Además si el Sr. Correa se hubiese molestado en leer el libro que cita, editado, con motivo del cincuentenario del hermanamiento con Bradenton, por el ayuntamiento de Barcarrota, sabría que el autor concluye de la forma más abierta y respetuosa posible:

 

Por tanto, independientemente de su posible origen, lo único indudable es que las tres localidades en discordia –Barcarrota, Jerez y Badajoz- cuentan con importantes argumentos que las vinculan con el conquistador... De lo que se trata es de sumar, no de restar; Barcarrota, Badajoz y Jerez fueron territorios bien conocidos y probablemente queridos por Hernando de Soto. Eso es lo realmente importante.

 

Juzgue el propio lector; ahora bien, otro tema es la implicación de Barcarrota con Hernando de Soto y con la Florida. Se cumplen nada menos que cincuenta años del hermanamiento con la ciudad de Bradenton, cerca de la bahía de Tampa, en la Florida. Una relación que se ha mantenido, con altibajos, durante medio siglo en el que se han desarrollado un sinfín de actividades, entre ellas intercambios de estudiantes. Precisamente en los actos de hermanamiento, celebrados hace unas semanas en Barcarrota, me llamó poderosamente la atención que algunos barcarroteños, que habían estado de intercambio en años previos, hacían de traductores bilingües con estadounidenses de pura cepa que desconocían totalmente la lengua del Quijote.
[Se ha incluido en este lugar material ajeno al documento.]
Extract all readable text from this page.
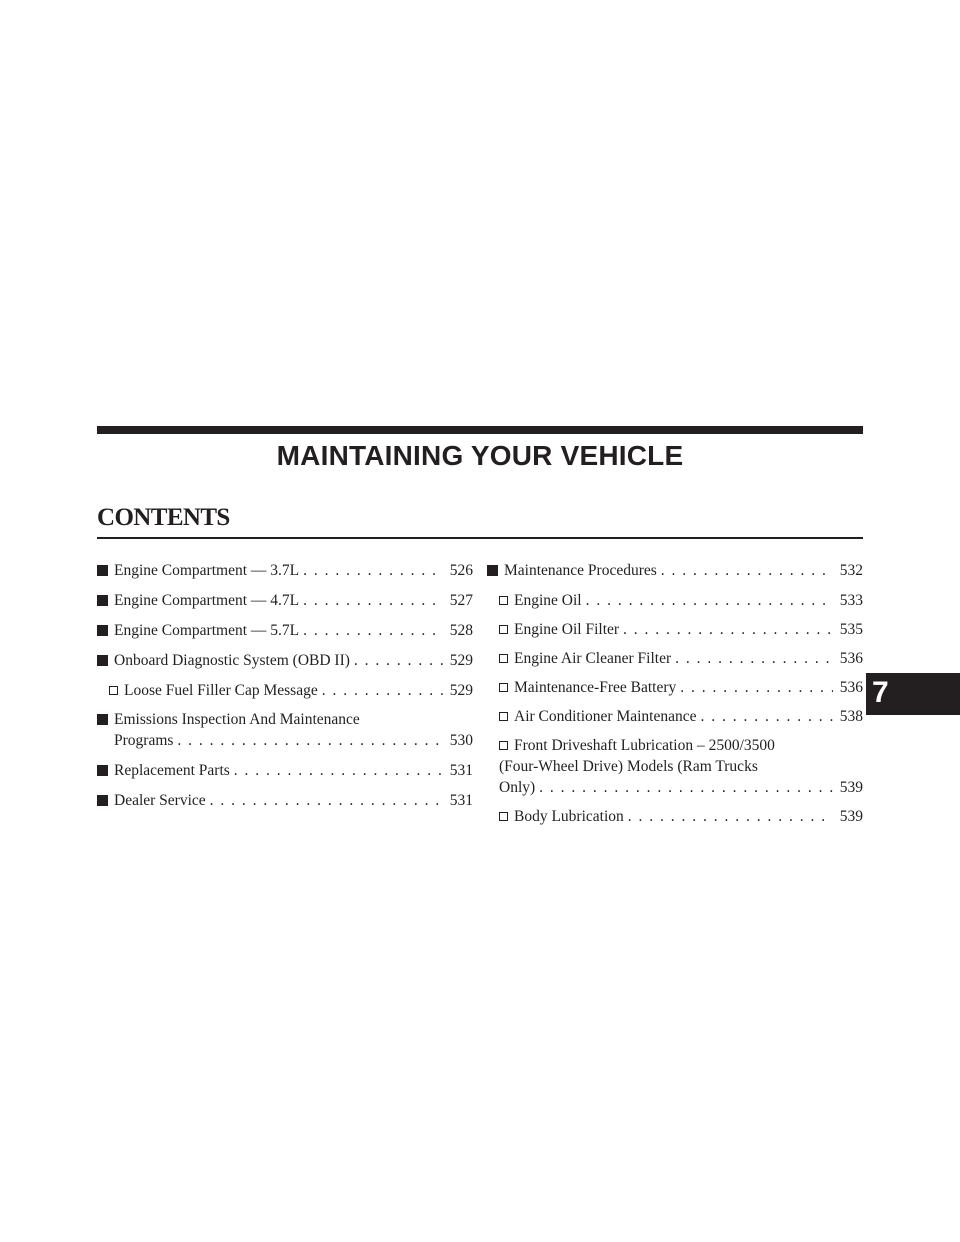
MAINTAINING YOUR VEHICLE
CONTENTS
Engine Compartment — 3.7L . . .	526
Engine Compartment — 4.7L . . .	527
Engine Compartment — 5.7L . . .	528
Onboard Diagnostic System (OBD II) . . .	529
Loose Fuel Filler Cap Message . . .	529
Emissions Inspection And Maintenance
Programs . . .	530
Replacement Parts . . .	531
Dealer Service . . .	531
Maintenance Procedures . . .	532
Engine Oil . . .	533
Engine Oil Filter . . .	535
Engine Air Cleaner Filter . . .	536
Maintenance-Free Battery . . .	536
Air Conditioner Maintenance . . .	538
Front Driveshaft Lubrication – 2500/3500
(Four-Wheel Drive) Models (Ram Trucks
Only) . . .	539
Body Lubrication . . .	539
7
¿Y dónde está el problema Sr. Correa? Pues el único problema radica en que mientras Barcarrota ha potenciado con tesón, esfuerzo y constancia las relaciones ultramarinas iniciadas abruptamente por su querido Hernando de Soto, Jerez no ha hecho absolutamente nada. El próximo año tienen una oportunidad única para redimirse, pues se cumple el centenario del descubrimiento del Mar del Sur por el célebre jerezano Vasco Núñez de Balboa. Pero volviendo a Hernando de Soto, debo decirle que aunque hubiese nacido en Jerez –cosa indemostrable a día de hoy-, su vinculación con Barcarrota es ya inquebrantable, eterna diría yo. Asimismo, la relación Barcarrota- Bradenton constituye uno de los proyectos internacionales más importantes realizados desde Extremadura en el último medio siglo.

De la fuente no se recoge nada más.